Algorithms versus Friends in Content Recommendations: a Large-scale Randomized Field Experiment
Algorithms and friends are the two dominant mechanisms in online content recommendations and have significantly shaped the information that people are exposed to and consume daily. Theoretically, the content suggested by friends can be different from that recommended by the algorithms in both content quality and the presence of social influence, and thus perform differently in users’ engagement and retention. However, limited empirical evidence has causally identified such differences. We, therefore, conduct a massive-scale field experiment on WeChat involving more than 2.8 million users. We randomly assign the users into three groups: algorithmic recommendations, friends’ recommendations without social cues, and friends' recommendations with social cues. Our results show that content engagement (i.e., click rate and stay time) is significantly larger under algorithmic recommendations, while social engagement (i.e., like rate) and retention are significantly higher under friends’ recommendations. We also observe that the content recommended by friends is more socially contagious. Social influence, the effects of social cues, significantly lift content engagement, social engagement, and retention. Furthermore, we delved into the mechanisms and find that data richness and the degree of homophily positively affect the content engagement in algorithmic and friends’ recommendations respectively. The effects of displaying social cues are affected by the degree of social engagement in WeChat Moment. Our findings have rich implications for the mechanisms and management of content recommendations by algorithms (AI) and friends (humans).

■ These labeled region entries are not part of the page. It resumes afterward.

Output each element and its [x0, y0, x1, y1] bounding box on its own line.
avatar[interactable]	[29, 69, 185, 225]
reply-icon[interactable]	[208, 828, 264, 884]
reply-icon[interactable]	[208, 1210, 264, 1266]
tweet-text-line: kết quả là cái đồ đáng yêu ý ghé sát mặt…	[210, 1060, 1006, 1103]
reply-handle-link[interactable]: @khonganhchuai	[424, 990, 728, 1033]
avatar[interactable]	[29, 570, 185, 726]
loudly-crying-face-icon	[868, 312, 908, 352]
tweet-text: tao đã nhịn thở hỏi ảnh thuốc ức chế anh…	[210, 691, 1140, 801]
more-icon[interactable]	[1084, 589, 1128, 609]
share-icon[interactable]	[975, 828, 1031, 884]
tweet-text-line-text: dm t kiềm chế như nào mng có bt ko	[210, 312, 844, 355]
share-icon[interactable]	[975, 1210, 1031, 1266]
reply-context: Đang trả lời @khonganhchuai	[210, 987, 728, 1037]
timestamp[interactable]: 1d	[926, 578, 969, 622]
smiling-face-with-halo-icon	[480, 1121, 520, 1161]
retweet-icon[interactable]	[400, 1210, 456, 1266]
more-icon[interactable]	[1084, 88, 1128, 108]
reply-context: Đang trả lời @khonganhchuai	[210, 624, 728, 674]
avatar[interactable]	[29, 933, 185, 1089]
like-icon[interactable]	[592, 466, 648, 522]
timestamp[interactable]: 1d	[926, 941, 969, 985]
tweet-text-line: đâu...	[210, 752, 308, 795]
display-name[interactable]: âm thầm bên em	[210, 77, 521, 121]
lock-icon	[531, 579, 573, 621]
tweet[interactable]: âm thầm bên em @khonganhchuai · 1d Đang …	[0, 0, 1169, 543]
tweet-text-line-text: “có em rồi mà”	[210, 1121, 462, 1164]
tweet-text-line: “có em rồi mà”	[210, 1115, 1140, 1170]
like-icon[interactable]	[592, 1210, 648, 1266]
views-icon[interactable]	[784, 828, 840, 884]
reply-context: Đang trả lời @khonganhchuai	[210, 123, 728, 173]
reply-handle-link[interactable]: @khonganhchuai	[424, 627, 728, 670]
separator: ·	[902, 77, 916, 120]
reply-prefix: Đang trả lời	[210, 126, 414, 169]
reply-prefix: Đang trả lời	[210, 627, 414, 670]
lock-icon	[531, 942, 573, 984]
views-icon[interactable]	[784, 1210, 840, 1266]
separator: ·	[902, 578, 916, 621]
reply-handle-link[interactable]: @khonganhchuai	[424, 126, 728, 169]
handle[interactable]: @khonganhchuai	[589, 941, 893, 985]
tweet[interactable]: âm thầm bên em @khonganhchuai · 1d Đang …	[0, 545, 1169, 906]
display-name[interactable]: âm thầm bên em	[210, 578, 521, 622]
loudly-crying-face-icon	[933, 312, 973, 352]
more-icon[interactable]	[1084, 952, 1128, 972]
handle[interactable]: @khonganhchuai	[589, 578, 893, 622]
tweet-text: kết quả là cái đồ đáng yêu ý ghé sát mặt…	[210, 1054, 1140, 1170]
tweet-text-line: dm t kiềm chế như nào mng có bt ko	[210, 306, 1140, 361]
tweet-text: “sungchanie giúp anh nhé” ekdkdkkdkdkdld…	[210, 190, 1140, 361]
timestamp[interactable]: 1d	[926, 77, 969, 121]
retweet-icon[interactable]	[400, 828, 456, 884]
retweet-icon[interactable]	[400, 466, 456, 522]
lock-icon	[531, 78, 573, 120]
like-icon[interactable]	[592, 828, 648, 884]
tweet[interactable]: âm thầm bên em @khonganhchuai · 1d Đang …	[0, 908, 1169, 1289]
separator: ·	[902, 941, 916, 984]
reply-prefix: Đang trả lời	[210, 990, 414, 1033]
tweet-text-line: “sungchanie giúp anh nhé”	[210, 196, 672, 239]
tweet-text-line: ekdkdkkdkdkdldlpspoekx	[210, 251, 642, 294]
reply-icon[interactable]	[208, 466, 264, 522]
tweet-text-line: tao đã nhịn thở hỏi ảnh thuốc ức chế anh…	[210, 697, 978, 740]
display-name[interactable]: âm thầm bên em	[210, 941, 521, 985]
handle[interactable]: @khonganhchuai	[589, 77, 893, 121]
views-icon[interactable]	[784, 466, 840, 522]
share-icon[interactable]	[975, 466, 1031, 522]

Social Advertising Effectiveness Using a Large-Scale Randomized Field Experiment
Study 1: Social Advertising Effectiveness Across Products
Study 2: Public versus Private Responses to Social Advertising
Most of the empirical evidence on social advertising effectiveness focuses on a single product at a time. As a result, little is known about how the effectiveness of social advertising varies across product categories or product characteristics. We, therefore, collaborated with a large online social network to conduct a randomized ﬁeld experiment measuring social ads effectiveness across 71 products in 25 categories among more than 37 million users. We found some product categories, like clothing, cars and food exhibited signiﬁcantly stronger social advertising effectiveness than other categories like ﬁnancial services, electrical appliances, and mobile games. More generally, we found that status goods, which rely on status-driven consumption, displayed strong social advertising effectiveness. Meanwhile, social ads for experience goods, which rely on informational social inﬂuence, did not perform any better or worse than their theoretical counterpart search goods. Social advertising effectiveness also signiﬁcantly varied across the relative characteristics of ad viewers and their friends shown in ads. Understanding the heterogeneous effects of social advertising across products can help marketers differentiate their social advertising strategies and lead researchers to more nuanced theories of social inﬂuence in product evaluation.
One unique feature of social advertising is the coexistence of public and private consumer responses. Social media allows users’ certain responses (e.g., likes) to be publicly revealed to one's social network. More importantly, public responses can also influence private responses (e.g., clicks). We, therefore, use data from a large-scale field experiment with a major social media platform (WeChat Moments) to investigate how the display of social cues (friends' likes) affects users' public (likes) and private responses (clicks) to social ads. We find that, on average, displaying the first social cue significantly enhances the liking rate and the clickthrough rate. Nevertheless, although showing additional social cues can further increase users' tendency to like an ad, it does not further increase the clickthrough rate. This empirical pattern is consistent with the interplay between informational and normative social influence in social advertising. Overall, we find that the coexistence of the two forces can enhance the conformity effect on the public liking response. However, when normative social influence dominates, a crowding-out effect on the private clicking response may occur. Our results have rich implications for advertisers and social media platforms in regard to the design of social advertising policies and social networks.